It was daylight when John awoke, the bonds upon his wrists and ankles instantly, painfully reminding him of where he was and bringing to his mind the unhappy recollection of all that had happened. Neither Duff nor Dexter was on the bed beside him, and, rolling over, he looked around. There sat Dexter on the log by the fire.
“Hi, there!” called John.
“Jest don’t you say nothin’. I’m to knock yer blasted brains out if ye holler, er say a word. Them’s Duff’s own words. Lay still an’ don’t say nothin’ an’ I won’t do ye no harm, an’ I’ll git ye a bite to eat.”
So saying Dexter sliced off a few cuts of meat from a nearly consumed fore quarter of a deer and prepared it for the prisoner.
“It was too bad Quilling was killed the way he was,” said John, as he ate, wishing to appear friendly, for he believed Dexter was not at heart nearly so villainous as his companion.

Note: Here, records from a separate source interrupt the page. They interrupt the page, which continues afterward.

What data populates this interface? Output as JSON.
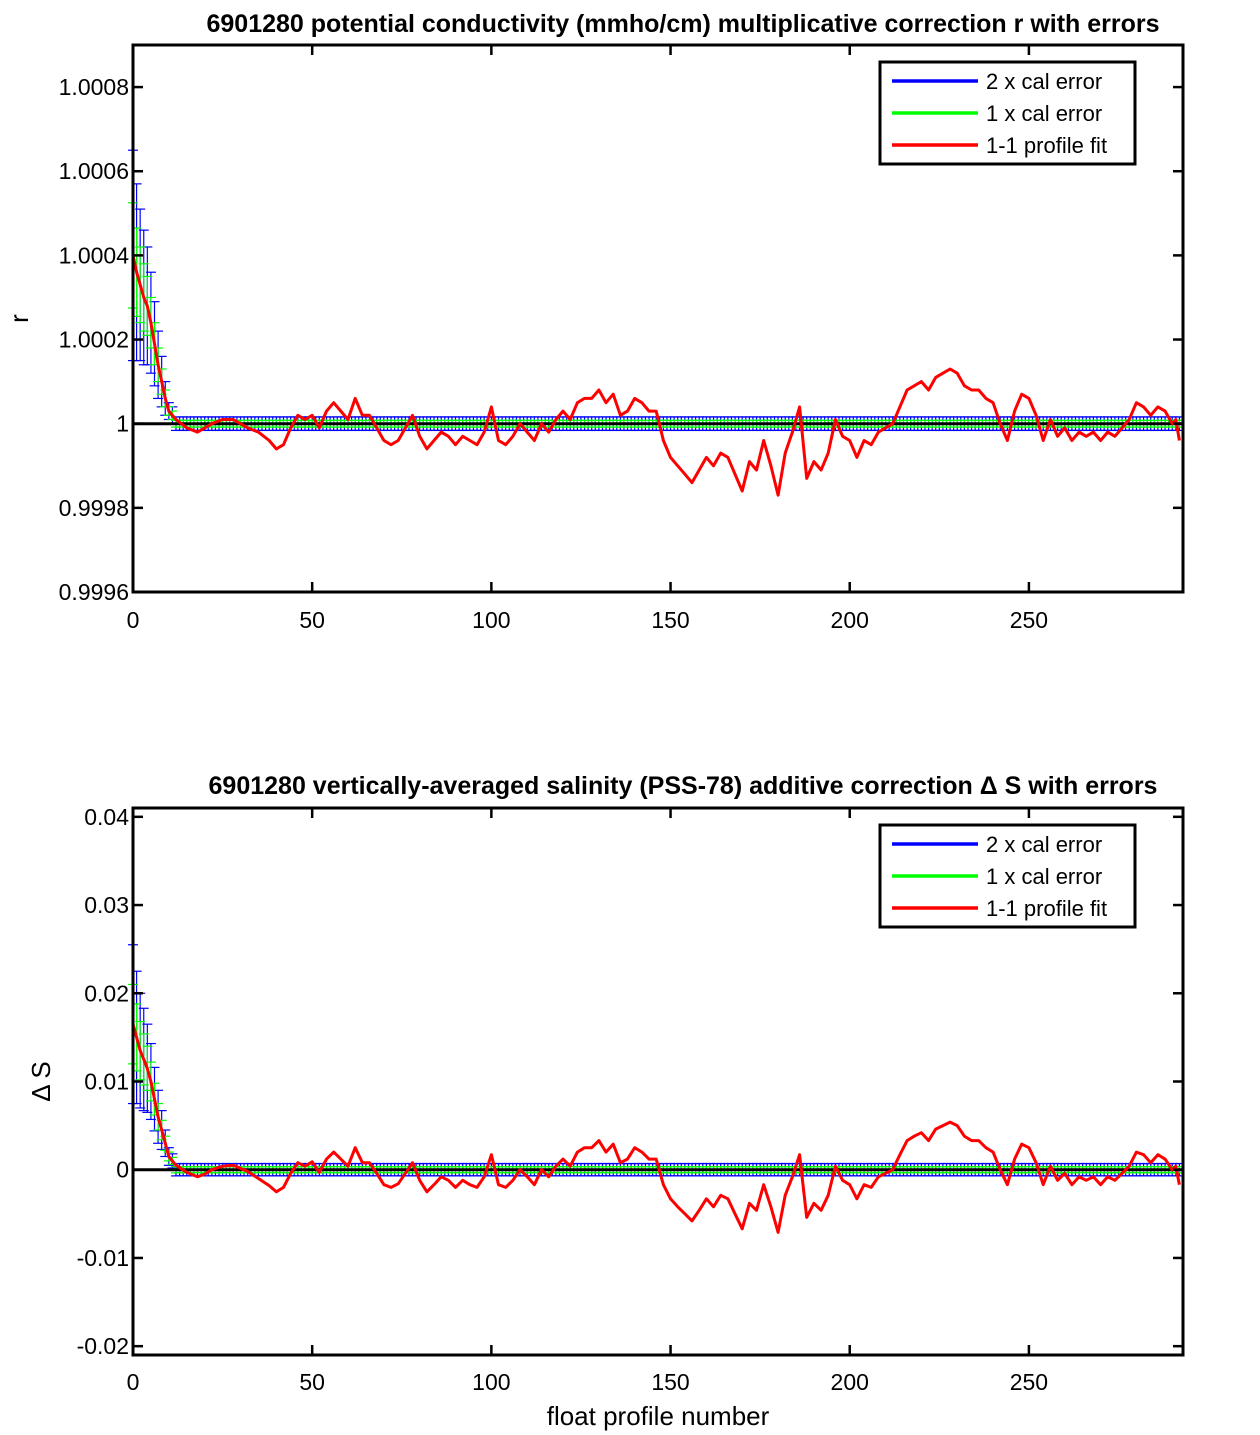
{
  "chart_data": [
    {
      "type": "line",
      "title": "6901280 potential conductivity (mmho/cm) multiplicative correction r with errors",
      "xlabel": "",
      "ylabel": "r",
      "xlim": [
        0,
        293
      ],
      "ylim": [
        0.9996,
        1.0009
      ],
      "xticks": [
        0,
        50,
        100,
        150,
        200,
        250
      ],
      "xtick_labels": [
        "0",
        "50",
        "100",
        "150",
        "200",
        "250"
      ],
      "yticks": [
        0.9996,
        0.9998,
        1,
        1.0002,
        1.0004,
        1.0006,
        1.0008
      ],
      "ytick_labels": [
        "0.9996",
        "0.9998",
        "1",
        "1.0002",
        "1.0004",
        "1.0006",
        "1.0008"
      ],
      "legend_position": "top-right",
      "grid": false,
      "reference_line": 1,
      "series": [
        {
          "name": "2 x cal error",
          "color": "#0000ff",
          "style": "errorbars",
          "half_width": [
            0.00025,
            0.00021,
            0.00018,
            0.00016,
            0.00014,
            0.00012,
            0.0001,
            8e-05,
            6e-05,
            4e-05,
            2e-05,
            2e-05
          ],
          "half_width_after": 1.6e-05
        },
        {
          "name": "1 x cal error",
          "color": "#00ff00",
          "style": "errorbars",
          "half_width": [
            0.000125,
            0.000105,
            9e-05,
            8e-05,
            7e-05,
            6e-05,
            5e-05,
            4e-05,
            3e-05,
            2e-05,
            1e-05,
            1e-05
          ],
          "half_width_after": 8e-06
        },
        {
          "name": "1-1 profile fit",
          "color": "#ff0000",
          "style": "line"
        }
      ],
      "fit": [
        [
          0,
          1.0004
        ],
        [
          1,
          1.00036
        ],
        [
          2,
          1.00033
        ],
        [
          3,
          1.0003
        ],
        [
          4,
          1.00028
        ],
        [
          5,
          1.00024
        ],
        [
          6,
          1.00019
        ],
        [
          7,
          1.00014
        ],
        [
          8,
          1.0001
        ],
        [
          9,
          1.00006
        ],
        [
          10,
          1.00003
        ],
        [
          12,
          1.00001
        ],
        [
          15,
          0.99999
        ],
        [
          18,
          0.99998
        ],
        [
          20,
          0.99999
        ],
        [
          22,
          1.0
        ],
        [
          25,
          1.00001
        ],
        [
          28,
          1.00001
        ],
        [
          32,
          0.99999
        ],
        [
          35,
          0.99998
        ],
        [
          38,
          0.99996
        ],
        [
          40,
          0.99994
        ],
        [
          42,
          0.99995
        ],
        [
          44,
          0.99999
        ],
        [
          46,
          1.00002
        ],
        [
          48,
          1.00001
        ],
        [
          50,
          1.00002
        ],
        [
          52,
          0.99999
        ],
        [
          54,
          1.00003
        ],
        [
          56,
          1.00005
        ],
        [
          58,
          1.00003
        ],
        [
          60,
          1.00001
        ],
        [
          62,
          1.00006
        ],
        [
          64,
          1.00002
        ],
        [
          66,
          1.00002
        ],
        [
          68,
          0.99999
        ],
        [
          70,
          0.99996
        ],
        [
          72,
          0.99995
        ],
        [
          74,
          0.99996
        ],
        [
          76,
          0.99999
        ],
        [
          78,
          1.00002
        ],
        [
          80,
          0.99997
        ],
        [
          82,
          0.99994
        ],
        [
          84,
          0.99996
        ],
        [
          86,
          0.99998
        ],
        [
          88,
          0.99997
        ],
        [
          90,
          0.99995
        ],
        [
          92,
          0.99997
        ],
        [
          94,
          0.99996
        ],
        [
          96,
          0.99995
        ],
        [
          98,
          0.99998
        ],
        [
          100,
          1.00004
        ],
        [
          102,
          0.99996
        ],
        [
          104,
          0.99995
        ],
        [
          106,
          0.99997
        ],
        [
          108,
          1.0
        ],
        [
          110,
          0.99998
        ],
        [
          112,
          0.99996
        ],
        [
          114,
          1.0
        ],
        [
          116,
          0.99998
        ],
        [
          118,
          1.00001
        ],
        [
          120,
          1.00003
        ],
        [
          122,
          1.00001
        ],
        [
          124,
          1.00005
        ],
        [
          126,
          1.00006
        ],
        [
          128,
          1.00006
        ],
        [
          130,
          1.00008
        ],
        [
          132,
          1.00005
        ],
        [
          134,
          1.00007
        ],
        [
          136,
          1.00002
        ],
        [
          138,
          1.00003
        ],
        [
          140,
          1.00006
        ],
        [
          142,
          1.00005
        ],
        [
          144,
          1.00003
        ],
        [
          146,
          1.00003
        ],
        [
          148,
          0.99996
        ],
        [
          150,
          0.99992
        ],
        [
          152,
          0.9999
        ],
        [
          154,
          0.99988
        ],
        [
          156,
          0.99986
        ],
        [
          158,
          0.99989
        ],
        [
          160,
          0.99992
        ],
        [
          162,
          0.9999
        ],
        [
          164,
          0.99993
        ],
        [
          166,
          0.99992
        ],
        [
          168,
          0.99988
        ],
        [
          170,
          0.99984
        ],
        [
          172,
          0.99991
        ],
        [
          174,
          0.99989
        ],
        [
          176,
          0.99996
        ],
        [
          178,
          0.9999
        ],
        [
          180,
          0.99983
        ],
        [
          182,
          0.99993
        ],
        [
          184,
          0.99998
        ],
        [
          186,
          1.00004
        ],
        [
          188,
          0.99987
        ],
        [
          190,
          0.99991
        ],
        [
          192,
          0.99989
        ],
        [
          194,
          0.99993
        ],
        [
          196,
          1.00001
        ],
        [
          198,
          0.99997
        ],
        [
          200,
          0.99996
        ],
        [
          202,
          0.99992
        ],
        [
          204,
          0.99996
        ],
        [
          206,
          0.99995
        ],
        [
          208,
          0.99998
        ],
        [
          210,
          0.99999
        ],
        [
          212,
          1.0
        ],
        [
          214,
          1.00004
        ],
        [
          216,
          1.00008
        ],
        [
          218,
          1.00009
        ],
        [
          220,
          1.0001
        ],
        [
          222,
          1.00008
        ],
        [
          224,
          1.00011
        ],
        [
          226,
          1.00012
        ],
        [
          228,
          1.00013
        ],
        [
          230,
          1.00012
        ],
        [
          232,
          1.00009
        ],
        [
          234,
          1.00008
        ],
        [
          236,
          1.00008
        ],
        [
          238,
          1.00006
        ],
        [
          240,
          1.00005
        ],
        [
          242,
          1.0
        ],
        [
          244,
          0.99996
        ],
        [
          246,
          1.00003
        ],
        [
          248,
          1.00007
        ],
        [
          250,
          1.00006
        ],
        [
          252,
          1.00002
        ],
        [
          254,
          0.99996
        ],
        [
          256,
          1.00001
        ],
        [
          258,
          0.99997
        ],
        [
          260,
          0.99999
        ],
        [
          262,
          0.99996
        ],
        [
          264,
          0.99998
        ],
        [
          266,
          0.99997
        ],
        [
          268,
          0.99998
        ],
        [
          270,
          0.99996
        ],
        [
          272,
          0.99998
        ],
        [
          274,
          0.99997
        ],
        [
          276,
          0.99999
        ],
        [
          278,
          1.00001
        ],
        [
          280,
          1.00005
        ],
        [
          282,
          1.00004
        ],
        [
          284,
          1.00002
        ],
        [
          286,
          1.00004
        ],
        [
          288,
          1.00003
        ],
        [
          290,
          1.0
        ],
        [
          291,
          1.00001
        ],
        [
          292,
          0.99996
        ]
      ]
    },
    {
      "type": "line",
      "title": "6901280 vertically-averaged salinity (PSS-78) additive correction Δ S with errors",
      "xlabel": "float profile number",
      "ylabel": "Δ S",
      "xlim": [
        0,
        293
      ],
      "ylim": [
        -0.021,
        0.041
      ],
      "xticks": [
        0,
        50,
        100,
        150,
        200,
        250
      ],
      "xtick_labels": [
        "0",
        "50",
        "100",
        "150",
        "200",
        "250"
      ],
      "yticks": [
        -0.02,
        -0.01,
        0,
        0.01,
        0.02,
        0.03,
        0.04
      ],
      "ytick_labels": [
        "-0.02",
        "-0.01",
        "0",
        "0.01",
        "0.02",
        "0.03",
        "0.04"
      ],
      "legend_position": "top-right",
      "grid": false,
      "reference_line": 0,
      "series": [
        {
          "name": "2 x cal error",
          "color": "#0000ff",
          "style": "errorbars",
          "half_width": [
            0.009,
            0.0075,
            0.0065,
            0.0058,
            0.005,
            0.0043,
            0.0036,
            0.003,
            0.0022,
            0.0015,
            0.001,
            0.0008
          ],
          "half_width_after": 0.0007
        },
        {
          "name": "1 x cal error",
          "color": "#00ff00",
          "style": "errorbars",
          "half_width": [
            0.0045,
            0.0038,
            0.0033,
            0.0029,
            0.0025,
            0.0022,
            0.0018,
            0.0015,
            0.0011,
            0.0008,
            0.0005,
            0.0004
          ],
          "half_width_after": 0.00035
        },
        {
          "name": "1-1 profile fit",
          "color": "#ff0000",
          "style": "line"
        }
      ],
      "fit": [
        [
          0,
          0.0165
        ],
        [
          1,
          0.015
        ],
        [
          2,
          0.0135
        ],
        [
          3,
          0.0125
        ],
        [
          4,
          0.0115
        ],
        [
          5,
          0.01
        ],
        [
          6,
          0.008
        ],
        [
          7,
          0.006
        ],
        [
          8,
          0.0045
        ],
        [
          9,
          0.003
        ],
        [
          10,
          0.0015
        ],
        [
          12,
          0.0005
        ],
        [
          15,
          -0.0003
        ],
        [
          18,
          -0.0008
        ],
        [
          20,
          -0.0005
        ],
        [
          22,
          0.0
        ],
        [
          25,
          0.0004
        ],
        [
          28,
          0.0005
        ],
        [
          32,
          -0.0002
        ],
        [
          35,
          -0.001
        ],
        [
          38,
          -0.0018
        ],
        [
          40,
          -0.0025
        ],
        [
          42,
          -0.002
        ],
        [
          44,
          -0.0004
        ],
        [
          46,
          0.0008
        ],
        [
          48,
          0.0004
        ],
        [
          50,
          0.0009
        ],
        [
          52,
          -0.0003
        ],
        [
          54,
          0.0012
        ],
        [
          56,
          0.002
        ],
        [
          58,
          0.0012
        ],
        [
          60,
          0.0004
        ],
        [
          62,
          0.0025
        ],
        [
          64,
          0.0008
        ],
        [
          66,
          0.0008
        ],
        [
          68,
          -0.0004
        ],
        [
          70,
          -0.0017
        ],
        [
          72,
          -0.002
        ],
        [
          74,
          -0.0016
        ],
        [
          76,
          -0.0004
        ],
        [
          78,
          0.0008
        ],
        [
          80,
          -0.0012
        ],
        [
          82,
          -0.0025
        ],
        [
          84,
          -0.0017
        ],
        [
          86,
          -0.0008
        ],
        [
          88,
          -0.0012
        ],
        [
          90,
          -0.002
        ],
        [
          92,
          -0.0012
        ],
        [
          94,
          -0.0017
        ],
        [
          96,
          -0.002
        ],
        [
          98,
          -0.0008
        ],
        [
          100,
          0.0017
        ],
        [
          102,
          -0.0017
        ],
        [
          104,
          -0.002
        ],
        [
          106,
          -0.0012
        ],
        [
          108,
          0.0
        ],
        [
          110,
          -0.0008
        ],
        [
          112,
          -0.0017
        ],
        [
          114,
          0.0
        ],
        [
          116,
          -0.0008
        ],
        [
          118,
          0.0004
        ],
        [
          120,
          0.0012
        ],
        [
          122,
          0.0004
        ],
        [
          124,
          0.002
        ],
        [
          126,
          0.0025
        ],
        [
          128,
          0.0025
        ],
        [
          130,
          0.0033
        ],
        [
          132,
          0.002
        ],
        [
          134,
          0.0029
        ],
        [
          136,
          0.0008
        ],
        [
          138,
          0.0012
        ],
        [
          140,
          0.0025
        ],
        [
          142,
          0.002
        ],
        [
          144,
          0.0012
        ],
        [
          146,
          0.0012
        ],
        [
          148,
          -0.0017
        ],
        [
          150,
          -0.0033
        ],
        [
          152,
          -0.0042
        ],
        [
          154,
          -0.005
        ],
        [
          156,
          -0.0058
        ],
        [
          158,
          -0.0046
        ],
        [
          160,
          -0.0033
        ],
        [
          162,
          -0.0042
        ],
        [
          164,
          -0.0029
        ],
        [
          166,
          -0.0033
        ],
        [
          168,
          -0.005
        ],
        [
          170,
          -0.0067
        ],
        [
          172,
          -0.0038
        ],
        [
          174,
          -0.0046
        ],
        [
          176,
          -0.0017
        ],
        [
          178,
          -0.0042
        ],
        [
          180,
          -0.0071
        ],
        [
          182,
          -0.0029
        ],
        [
          184,
          -0.0008
        ],
        [
          186,
          0.0017
        ],
        [
          188,
          -0.0054
        ],
        [
          190,
          -0.0038
        ],
        [
          192,
          -0.0046
        ],
        [
          194,
          -0.0029
        ],
        [
          196,
          0.0004
        ],
        [
          198,
          -0.0012
        ],
        [
          200,
          -0.0017
        ],
        [
          202,
          -0.0033
        ],
        [
          204,
          -0.0017
        ],
        [
          206,
          -0.002
        ],
        [
          208,
          -0.0008
        ],
        [
          210,
          -0.0004
        ],
        [
          212,
          0.0
        ],
        [
          214,
          0.0017
        ],
        [
          216,
          0.0033
        ],
        [
          218,
          0.0038
        ],
        [
          220,
          0.0042
        ],
        [
          222,
          0.0033
        ],
        [
          224,
          0.0046
        ],
        [
          226,
          0.005
        ],
        [
          228,
          0.0054
        ],
        [
          230,
          0.005
        ],
        [
          232,
          0.0038
        ],
        [
          234,
          0.0033
        ],
        [
          236,
          0.0033
        ],
        [
          238,
          0.0025
        ],
        [
          240,
          0.002
        ],
        [
          242,
          0.0
        ],
        [
          244,
          -0.0017
        ],
        [
          246,
          0.0012
        ],
        [
          248,
          0.0029
        ],
        [
          250,
          0.0025
        ],
        [
          252,
          0.0008
        ],
        [
          254,
          -0.0017
        ],
        [
          256,
          0.0004
        ],
        [
          258,
          -0.0012
        ],
        [
          260,
          -0.0004
        ],
        [
          262,
          -0.0017
        ],
        [
          264,
          -0.0008
        ],
        [
          266,
          -0.0012
        ],
        [
          268,
          -0.0008
        ],
        [
          270,
          -0.0017
        ],
        [
          272,
          -0.0008
        ],
        [
          274,
          -0.0012
        ],
        [
          276,
          -0.0004
        ],
        [
          278,
          0.0004
        ],
        [
          280,
          0.002
        ],
        [
          282,
          0.0017
        ],
        [
          284,
          0.0008
        ],
        [
          286,
          0.0017
        ],
        [
          288,
          0.0012
        ],
        [
          290,
          0.0
        ],
        [
          291,
          0.0004
        ],
        [
          292,
          -0.0017
        ]
      ]
    }
  ]
}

“Bub, jest you shet up. Ye ain’t allowed to say nothin’. Them’s the orders.”
But after a pause of several minutes, Dexter added: “Duff didn’t say as I couldn’t talk none, though, an’ I kin say yes, ’twas too bad as Quilling got killed. But it was his own fault. When Duff goes to yer hut as an Injun, plannin’ to get what he was after, an’ left me an’ Quilling at the edge o’ the woods t’ help him if he needed it, or to draw you chaps out some way, an’ give him a better chance, if he didn’t come back by midnight, Quilling an’ me stood under a tree with low limbs where we wouldn’t be seen by anybody. Then Quilling got scared—allus was a blamed baby anyhow,—an’ he begun to chatter an’ talk ’bout how he wished he had stayed to home. ‘An’ I’m goin’ to holler to Duff this minute that I want t’ go home an’ he’s got t’ go with me,’ he says, speakin’ up loud. An’ with that he steps out into the clearin’, when ‘bang!’ he tumbled over like a rabbit, an’ in a jiffy there come pouncin’ onto him a devil of an Injun that has been hangin’ round these parts a long time.
“An’ this Injun ain’t no nat’ral critter at all. He comes an’ goes too quick fer that. He’s a Injun witch, that’s what he is, an’ ’fore I knew it I was yellin’ ‘help,’ an’ hootin’ like a owl, which was the sign agreed on to call Duff out if we had to have him; an’ then I goes racin’ into the woods like all get out. Duff comes runnin’ after me, cursin’ awful, he was that mad. But he knew Quilling was a goner an’ we—we jest lit out fer our cave here. We was watchin’ from the woods when you an’ the Quaker chap started out to the Injun town an’ then it was that Duff says we would ketch ye, an’ we did, an’ what’s next to be did is fer me to know an’ you to find out, as the sayin’ is.”
John, it is sure, was greatly interested in what he had heard. And now, as Dexter showed no signs of speaking further, though he seemed to like to hear his own tongue going, the captive tried hard to think of some seemingly innocent question or remark which would start the fellow talking once more. At last he said:
“Honest truth, Mr. Dexter, I was not spying on you that night away back at the Eagle tavern when I went for a drink of water and found you and Duff and Quilling reading a letter.”